ふと妙な気配を感じてジゼルの方を見ると、彼女はこちらに背を向け肩を震わせていた。
どうやら笑いを堪えているらしい。

数度に渡る拷問にもはや慣れつつあったが、やはり傍から見るとおかしな光景なのだろう。
ノリノリでアシュリーを煽ったのが少し恥ずかしくなってくる。

「おい、さっさと話せ。どうせ欲望に抗えんのだろう」
「くっ……こんな手に屈服させられるなんて……!」

急かすランドルフに大仰なほどのセリフを吐いて、アシュリーはタルトに添えられたフォークを握り締めた。

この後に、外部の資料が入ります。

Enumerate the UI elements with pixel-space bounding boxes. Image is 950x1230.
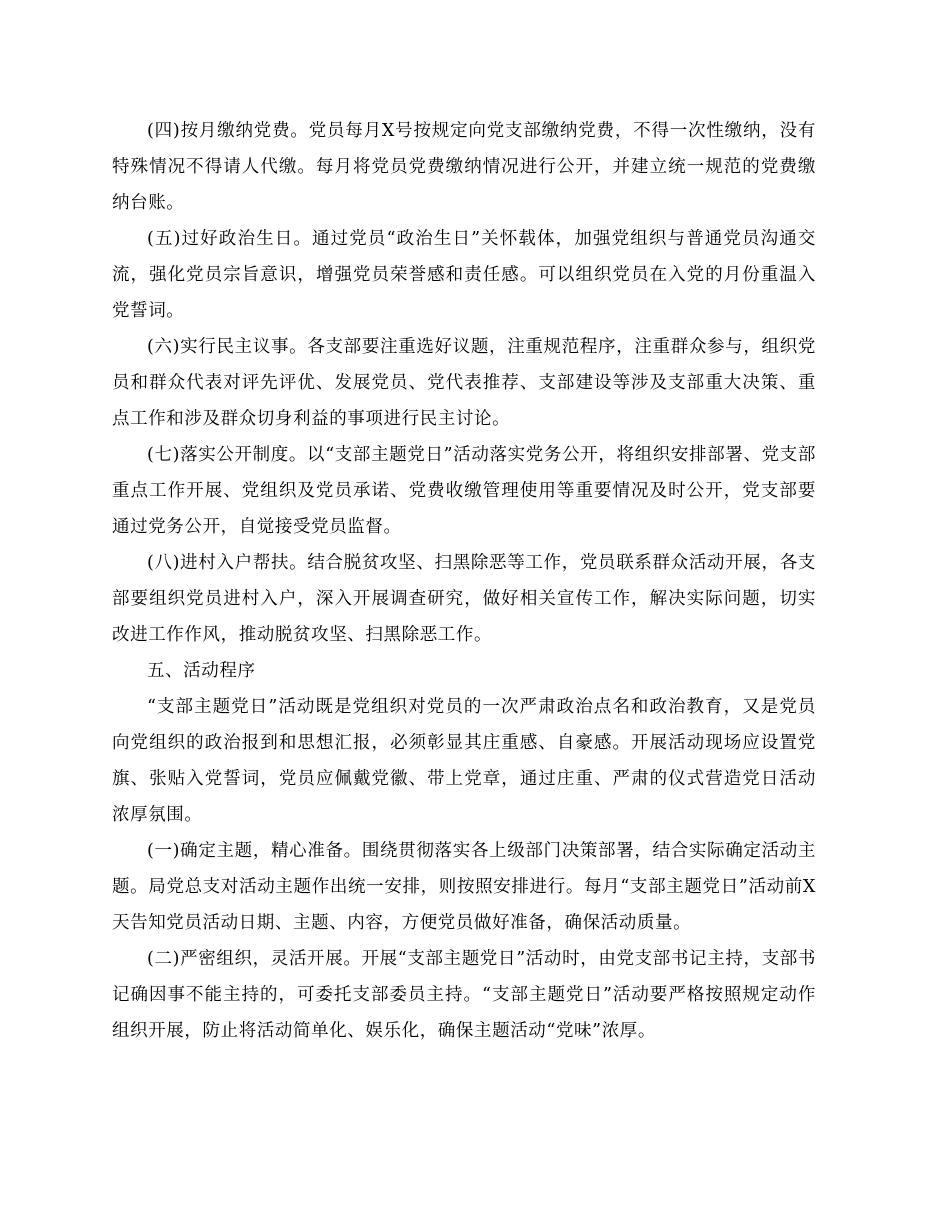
paragraph-party-dues: (四)按月缴纳党费。党员每月X号按规定向党支部缴纳党费，不得一次性缴纳，没有特殊情况不得请人代缴。每月将党员党费缴纳情况进行公开，并建立统一规范的党费缴纳台账。	[112, 121, 816, 213]
paragraph-political-birthday: (五)过好政治生日。通过党员“政治生日”关怀载体，加强党组织与普通党员沟通交流，强化党员宗旨意识，增强党员荣誉感和责任感。可以组织党员在入党的月份重温入党誓词。	[112, 229, 816, 321]
paragraph-public-disclosure: (七)落实公开制度。以“支部主题党日”活动落实党务公开，将组织安排部署、党支部重点工作开展、党组织及党员承诺、党费收缴管理使用等重要情况及时公开，党支部要通过党务公开，自觉接受党员监督。	[112, 445, 816, 537]
paragraph-activity-overview: “支部主题党日”活动既是党组织对党员的一次严肃政治点名和政治教育，又是党员向党组织的政治报到和思想汇报，必须彰显其庄重感、自豪感。开展活动现场应设置党旗、张贴入党誓词，党员应佩戴党徽、带上党章，通过庄重、严肃的仪式营造党日活动浓厚氛围。	[112, 697, 816, 825]
paragraph-determine-theme: (一)确定主题，精心准备。围绕贯彻落实各上级部门决策部署，结合实际确定活动主题。局党总支对活动主题作出统一安排，则按照安排进行。每月“支部主题党日”活动前X天告知党员活动日期、主题、内容，方便党员做好准备，确保活动质量。	[112, 841, 816, 933]
paragraph-democratic-discussion: (六)实行民主议事。各支部要注重选好议题，注重规范程序，注重群众参与，组织党员和群众代表对评先评优、发展党员、党代表推荐、支部建设等涉及支部重大决策、重点工作和涉及群众切身利益的事项进行民主讨论。	[112, 337, 816, 429]
section-heading-activity-procedure: 五、活动程序	[147, 661, 256, 681]
paragraph-village-visits: (八)进村入户帮扶。结合脱贫攻坚、扫黑除恶等工作，党员联系群众活动开展，各支部要组织党员进村入户，深入开展调查研究，做好相关宣传工作，解决实际问题，切实改进工作作风，推动脱贫攻坚、扫黑除恶工作。	[112, 553, 816, 645]
document-body	[112, 113, 816, 1049]
paragraph-strict-organization: (二)严密组织，灵活开展。开展“支部主题党日”活动时，由党支部书记主持，支部书记确因事不能主持的，可委托支部委员主持。“支部主题党日”活动要严格按照规定动作组织开展，防止将活动简单化、娱乐化，确保主题活动“党味”浓厚。	[112, 949, 816, 1041]
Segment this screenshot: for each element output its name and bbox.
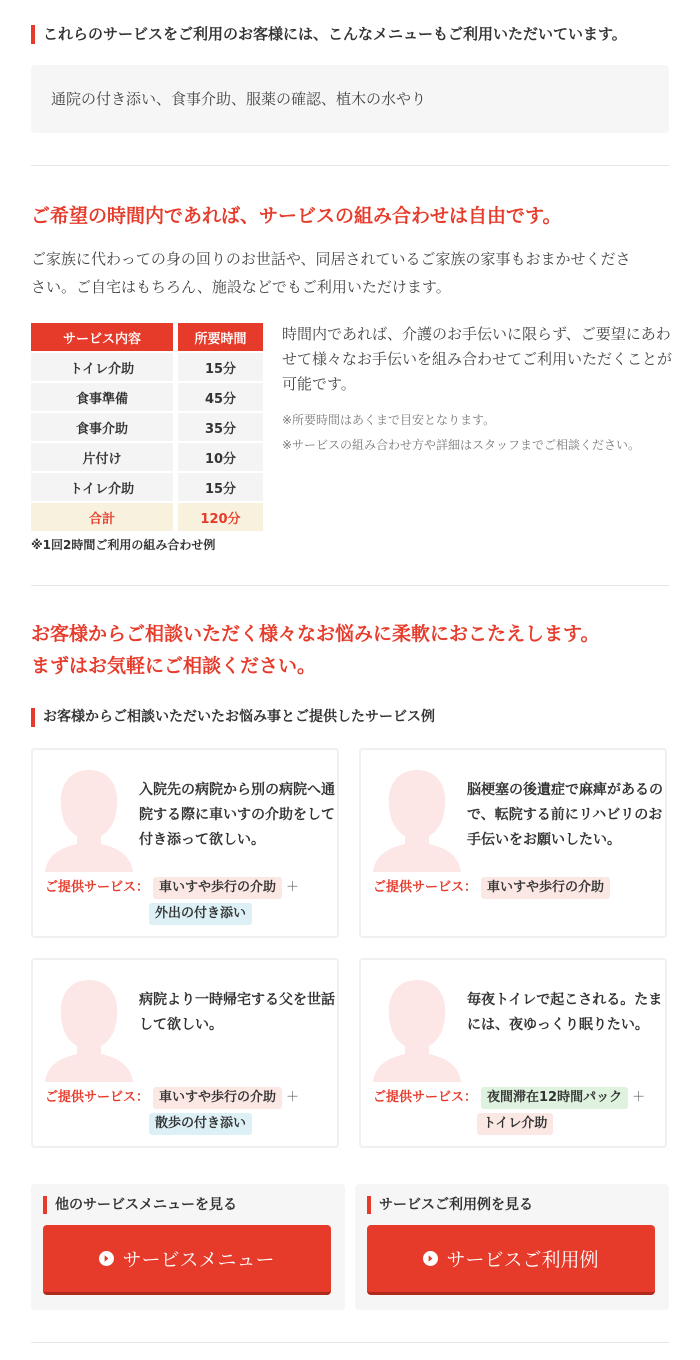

すかさずジゼルが最高級茶葉の紅茶を淹れてアシュリーの前に置く。
笑いは無事おさまったらしい。
よくできたメイドだ。

アシュリーは幸せそうにタルトを平らげたあと、秘密を白状した。
そのあまりの喜びようと、やはり釣り合わぬ秘密の大きさに、なんとなく後ろめたさを感じたランドルフはそれ以降、食後には毎回ちょっとしたデザートをつけてやるように厨房メイドに命じた。

ちなみにアシュリーは後日「おやつ」でも秘密を白状した。

どうやら王女のくせに、相当食い意地が張っているらしいことだけは確かだった。